Do you agree with the teaching I have quoted just above? I do not believe that the OO teach anything more than this.
Do you agree with it or not?
When one speaks of "one nature from two" - whether one really means nature or hypostasis - and then says it is impossible to speak of the natures after this unity, he causes one of the natures to disappear or be absorbed into the other, despite protests of no mixture, change, or confusion.
Let me quote you a bit from St Cyril quoted by Severus as his own teaching. He says:
"There is no share in any blame that one should recognise, for example, that the flesh is one thing in its own nature, apart from the Word which sprang from God and the Father, and that the Only-Begotten is another again, with respect to his own nature. Nevertheless to recognise these things is not to divide the natures after the union."
and Severus himself says:
"Let us make an enquiry of the divinity and humanity. They are not only different in everything but they are removed from each other and distinct as well. But when the union is professed from the two of them, the difference, again, in the quality of the natures from which there is the One Christ is not supressed, but in conjunction by hypostasis division is driven out."

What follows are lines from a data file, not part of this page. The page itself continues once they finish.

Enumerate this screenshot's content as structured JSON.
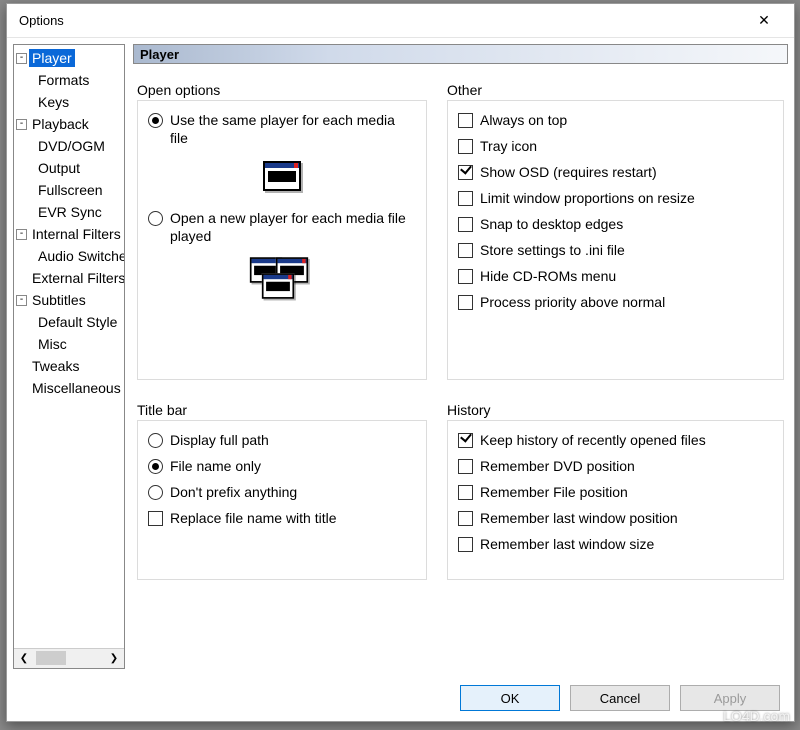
{
  "window": {
    "title": "Options"
  },
  "tree": {
    "items": [
      {
        "label": "Player",
        "depth": 0,
        "toggle": "-",
        "selected": true
      },
      {
        "label": "Formats",
        "depth": 1
      },
      {
        "label": "Keys",
        "depth": 1
      },
      {
        "label": "Playback",
        "depth": 0,
        "toggle": "-"
      },
      {
        "label": "DVD/OGM",
        "depth": 1
      },
      {
        "label": "Output",
        "depth": 1
      },
      {
        "label": "Fullscreen",
        "depth": 1
      },
      {
        "label": "EVR Sync",
        "depth": 1
      },
      {
        "label": "Internal Filters",
        "depth": 0,
        "toggle": "-"
      },
      {
        "label": "Audio Switcher",
        "depth": 1
      },
      {
        "label": "External Filters",
        "depth": 0
      },
      {
        "label": "Subtitles",
        "depth": 0,
        "toggle": "-"
      },
      {
        "label": "Default Style",
        "depth": 1
      },
      {
        "label": "Misc",
        "depth": 1
      },
      {
        "label": "Tweaks",
        "depth": 0
      },
      {
        "label": "Miscellaneous",
        "depth": 0
      }
    ]
  },
  "panel": {
    "header": "Player",
    "open_options": {
      "legend": "Open options",
      "radio_same": "Use the same player for each media file",
      "radio_new": "Open a new player for each media file played",
      "selected": "same"
    },
    "title_bar": {
      "legend": "Title bar",
      "radio_full": "Display full path",
      "radio_name": "File name only",
      "radio_none": "Don't prefix anything",
      "selected": "name",
      "replace_chk": {
        "label": "Replace file name with title",
        "checked": false
      }
    },
    "other": {
      "legend": "Other",
      "items": [
        {
          "label": "Always on top",
          "checked": false
        },
        {
          "label": "Tray icon",
          "checked": false
        },
        {
          "label": "Show OSD (requires restart)",
          "checked": true
        },
        {
          "label": "Limit window proportions on resize",
          "checked": false
        },
        {
          "label": "Snap to desktop edges",
          "checked": false
        },
        {
          "label": "Store settings to .ini file",
          "checked": false
        },
        {
          "label": "Hide CD-ROMs menu",
          "checked": false
        },
        {
          "label": "Process priority above normal",
          "checked": false
        }
      ]
    },
    "history": {
      "legend": "History",
      "items": [
        {
          "label": "Keep history of recently opened files",
          "checked": true
        },
        {
          "label": "Remember DVD position",
          "checked": false
        },
        {
          "label": "Remember File position",
          "checked": false
        },
        {
          "label": "Remember last window position",
          "checked": false
        },
        {
          "label": "Remember last window size",
          "checked": false
        }
      ]
    }
  },
  "buttons": {
    "ok": "OK",
    "cancel": "Cancel",
    "apply": "Apply"
  },
  "watermark": "LO4D.com"
}
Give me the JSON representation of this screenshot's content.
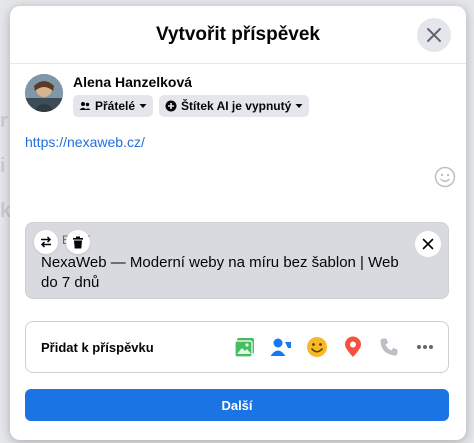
{
  "modal": {
    "title": "Vytvořit příspěvek"
  },
  "author": {
    "name": "Alena Hanzelková",
    "audience_label": "Přátelé",
    "ai_label": "Štítek AI je vypnutý"
  },
  "post": {
    "text": "https://nexaweb.cz/"
  },
  "link_preview": {
    "domain": "NEXAWEB.CZ",
    "domain_visible": "B.CZ",
    "title": "NexaWeb — Moderní weby na míru bez šablon | Web do 7 dnů"
  },
  "add_to_post": {
    "label": "Přidat k příspěvku",
    "icons": [
      "photo-video-icon",
      "tag-people-icon",
      "feeling-icon",
      "location-icon",
      "call-icon",
      "more-icon"
    ]
  },
  "footer": {
    "next_label": "Další"
  },
  "colors": {
    "accent": "#1b74e4",
    "link": "#216fdb",
    "photo_green": "#45bd62",
    "tag_blue": "#1877f2",
    "feeling_yellow": "#f7b928",
    "location_red": "#f5533d"
  }
}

So we have no problem with recognising the distinction of the natures. No problem at all. But we do not allow division to set them up as separate agents with their own agendas and therefore their own persons.

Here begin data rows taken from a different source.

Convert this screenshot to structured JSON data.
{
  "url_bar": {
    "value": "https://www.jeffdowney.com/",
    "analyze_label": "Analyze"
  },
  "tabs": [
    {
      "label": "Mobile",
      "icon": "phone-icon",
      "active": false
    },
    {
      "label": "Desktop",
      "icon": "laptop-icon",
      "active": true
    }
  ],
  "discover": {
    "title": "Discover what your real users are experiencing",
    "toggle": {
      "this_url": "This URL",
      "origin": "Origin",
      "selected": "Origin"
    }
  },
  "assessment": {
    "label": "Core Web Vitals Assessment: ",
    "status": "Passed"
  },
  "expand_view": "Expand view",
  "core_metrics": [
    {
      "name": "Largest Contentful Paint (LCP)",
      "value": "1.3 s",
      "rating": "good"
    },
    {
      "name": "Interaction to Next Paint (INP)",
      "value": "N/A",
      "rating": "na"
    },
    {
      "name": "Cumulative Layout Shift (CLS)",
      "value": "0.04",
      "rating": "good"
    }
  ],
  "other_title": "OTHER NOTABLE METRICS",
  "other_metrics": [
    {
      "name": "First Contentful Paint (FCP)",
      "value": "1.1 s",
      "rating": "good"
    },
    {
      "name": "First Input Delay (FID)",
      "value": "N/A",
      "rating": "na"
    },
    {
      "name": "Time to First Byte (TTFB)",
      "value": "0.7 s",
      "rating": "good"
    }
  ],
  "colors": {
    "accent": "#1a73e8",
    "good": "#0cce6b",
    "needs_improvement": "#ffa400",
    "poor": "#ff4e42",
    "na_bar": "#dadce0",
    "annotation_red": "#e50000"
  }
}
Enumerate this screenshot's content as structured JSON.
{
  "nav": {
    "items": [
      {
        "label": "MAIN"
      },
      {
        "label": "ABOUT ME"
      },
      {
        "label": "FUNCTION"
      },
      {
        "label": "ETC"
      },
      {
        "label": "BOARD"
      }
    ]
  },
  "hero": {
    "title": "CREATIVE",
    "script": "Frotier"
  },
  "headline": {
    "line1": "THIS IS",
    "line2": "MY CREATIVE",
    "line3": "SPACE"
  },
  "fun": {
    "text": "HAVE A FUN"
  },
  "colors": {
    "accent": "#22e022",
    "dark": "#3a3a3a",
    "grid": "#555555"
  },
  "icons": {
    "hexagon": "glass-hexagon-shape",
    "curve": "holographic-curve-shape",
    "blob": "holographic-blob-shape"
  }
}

Fr John Romanides sees this in the Tome:
"There is no doubt that Leo tended to separate or distinguish the acts of Christ in such a way that the two natures seem to be acting as separate subjects"
And if they are separate subjects then they are separate persons and we have Nestorianism. Not that it is my point to accuse Leo of Rome of that. But as Severus says, we have no problem with recognising difference, of course the humanity is different in every way from the divinity, but we cannot allow division to set up tow subjects.
In the case of Non-Chalcedonian Christology it is the human Jesus who seems to disappear, dominated by and made the passive instrument of the Divine.
This, rather than deifying humanity, makes a marionette of it, saving it through a form of tyranny.
I hope you will respond to the quote about the human will being subject to the divine will. I personally have never recognised what you are suggesting in anything I have read among the OO. Who is the 'human Jesus'? A man apart from the Word of God? You must be careful that you do not introduce division. When Christ ate and drank was that in his flesh or in his divinity? Of course it was in his flesh. When he suffered and dies was that in his flesh or in his divinity? Of course it was in his divinity.
But one of the Holy Trinity suffered and died, in his humanity It was not a mere man called Jesus, it was the Son of God who suffered and died
in his own flesh.
Only the Orthodox Christology - as expounded in the Tome of Pope St. Leo the Great and approved by the Holy Spirit at Chalcedon - preserves the truth in its fullness.
Only a free man, freely assenting to the will of God the Father, could redeem a humanity that willfully transgressed His commandments in the first place.
That does seem contrary to the teaching on the will I quoted earlier. Do you agree that the human will is subject to the divine will?
Nor, I'm afraid, though I do really appreciate the tone of your post and have tried to respond in like manner, do I find we have gone beyond terminology.
If you could respond to the quote about the teaching on the human will being subject to the divine will, since that seems to be an area we disagree somewhat, and if you could explain what you believe in your own words without using physis, nature, or hypostasis then that would be helpful as well.